Re: Bill C-141, Amendments to the Canadian Human Rights Act

Honourable Mark MacGuigan
Minister of Justice
Parliament Buildings
Ottawa, Ontario

Dear Mr. MacGuigan,

Re: Bill C-141, Amendments to the Canadian Human Rights Act

We are disappointed that this bill does not go further in incorporating the recommendations made by the Human Rights Commission in its 1979 and 1980 Annual Reports. In particular, we are disappointed that the bill does not add political belief and sexual orientation as prohibited grounds of discrimination. We hope that you will reconsider these omissions either by amending this bill or introducing another bill early in the new session of Parliament.
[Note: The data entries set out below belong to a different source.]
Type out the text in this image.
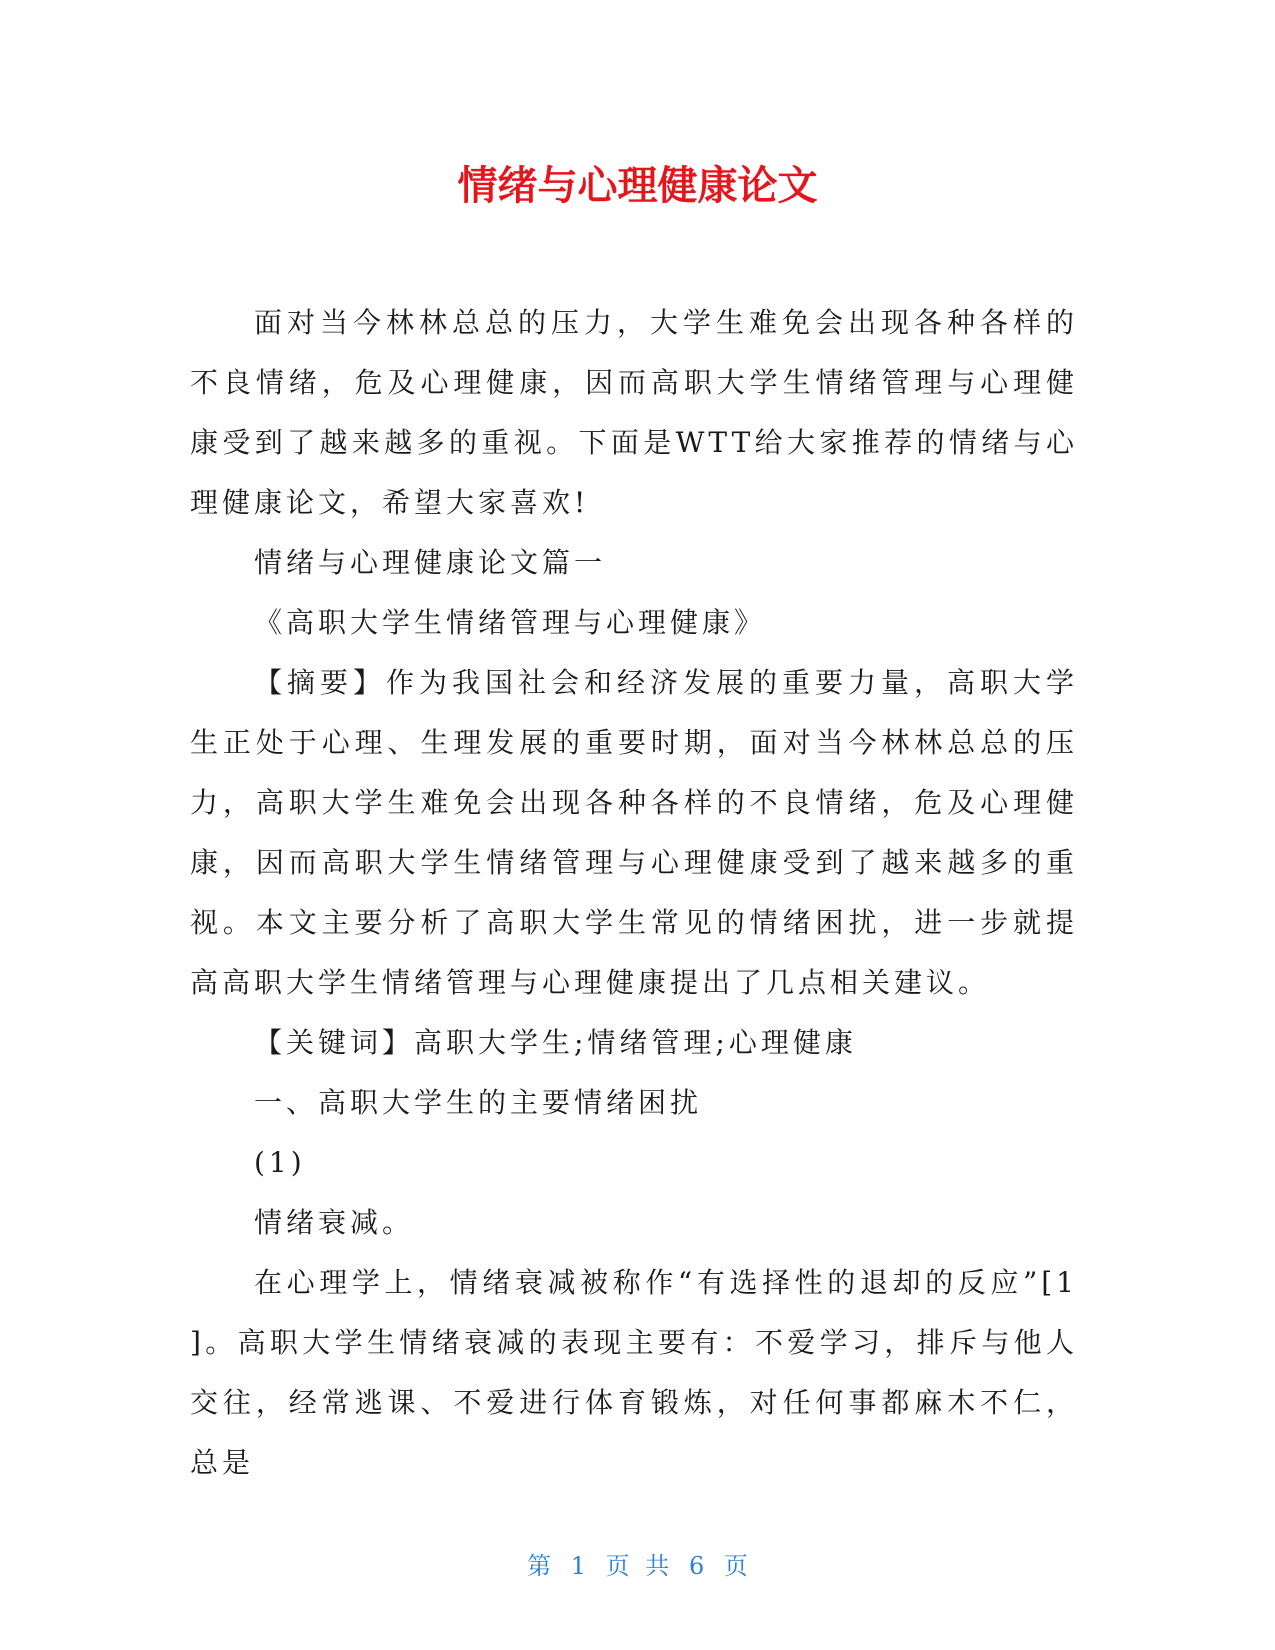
情绪与心理健康论文

面对当今林林总总的压力，大学生难免会出现各种各样的不良情绪，危及心理健康，因而高职大学生情绪管理与心理健康受到了越来越多的重视。下面是WTT给大家推荐的情绪与心理健康论文，希望大家喜欢!

情绪与心理健康论文篇一

《高职大学生情绪管理与心理健康》

【摘要】作为我国社会和经济发展的重要力量，高职大学生正处于心理、生理发展的重要时期，面对当今林林总总的压力，高职大学生难免会出现各种各样的不良情绪，危及心理健康，因而高职大学生情绪管理与心理健康受到了越来越多的重视。本文主要分析了高职大学生常见的情绪困扰，进一步就提高高职大学生情绪管理与心理健康提出了几点相关建议。

【关键词】高职大学生;情绪管理;心理健康

一、高职大学生的主要情绪困扰

(1)

情绪衰减。

在心理学上，情绪衰减被称作“有选择性的退却的反应”[1]。高职大学生情绪衰减的表现主要有：不爱学习，排斥与他人交往，经常逃课、不爱进行体育锻炼，对任何事都麻木不仁，总是

第 1 页 共 6 页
For the most part, however, the bill is a step in the right direction, and we are pleased that it incorporates some of the Commission’s recommendations. But we do not understand why the bill delays protection to the mentally disabled and to the physically disabled when there is a problem of physical access. There seems to be no excuse whatsoever for delaying protection to the mentally disabled. Certainly, the explanatory comments concerning the bill give no reason justifying the delay. With regard to physical access, we realize that physical modifications may take a certain amount of time, but the provisions in section 15.1 (regarding the right to apply to the Commission for approval of a plan) and in section 41(4)(a) (concerning undue hardship) provide adequate protection to employers and businesses that must make modifications. Thus, the delay gives the impression that the government wants to allow discrimination on grounds of disability as long as it constitutionally can do so. Therefore, we strongly urge that section 65.1 be deleted.

We have a number of other suggestions concerning the bill:

  1. Section 48(6) of the Act provides that companies and organizations are not vicariously liable for acts of employees and agents in the course of employment if the organization did not consent to the commission of the act or omission and exercised due diligence to prevent it. This limitation does not apply in other areas of the law. For example, a trucking firm would be held liable for the negligence of a driver whether or not the firm had used due diligence to prevent the conduct. The principle of vicarious liability does not require that the employer be at fault. It is instead based on the proposition that the employer obtains a benefit from the activities of employees and should also bear the costs when these activities cause harm. That principle is as valid in the area of human rights as in other areas of the law.
  2. Section 19(1)(1) should be amended to provide that regulations prescribing standards of accessibility to services, facilities or premises be enacted only upon recommendation of the Human Rights Commission. Subsection (2) prohibits a complaint where such standards are met. Thus, the section could be used to limit the protection afforded the disabled. A requirement that regulations be made on recommendation of the Commission would ensure that the agency responsible for the protection of human rights participated in the process of enacting the regulations.
  3. Regarding subsection (5) of section 19(1), we agree that there may be circumstances in which a variance with the standards established by regulation should not constitute a violation of the Act. However, subsection (5) should be amended to provide that a failure to comply with the standards constitutes prima facie evidence of a violation. While exceptions will sometimes be warranted, the onus should be on the respondent to justify the failure to conform.
  4. We agree with the amendment in Section 10 to cover an organization of employers. However, we recommend that the section be amended to cover an organization established jointly by an employer or organization of employers and an employee organization. A complaint under the B.C. Human Rights Code against an apprenticeship board formed jointly by an employer and a trade union failed on the ground that the apprenticeship board was not covered by the Code [see Re Burns and UPPT Local 170 (1978) 82 D.L.R. (3d) 488 (B.C.S.C.)]. It is clear that the intent of section 10 is to cover such situations, and our proposed amendment would avoid a technical defence.

We recognize that these suggestions come late in the process. However, the timing of the introduction of the bill has left little time for groups such as ours to study the it. We hope that you will find it possible to amend the bill to take account of our suggestions.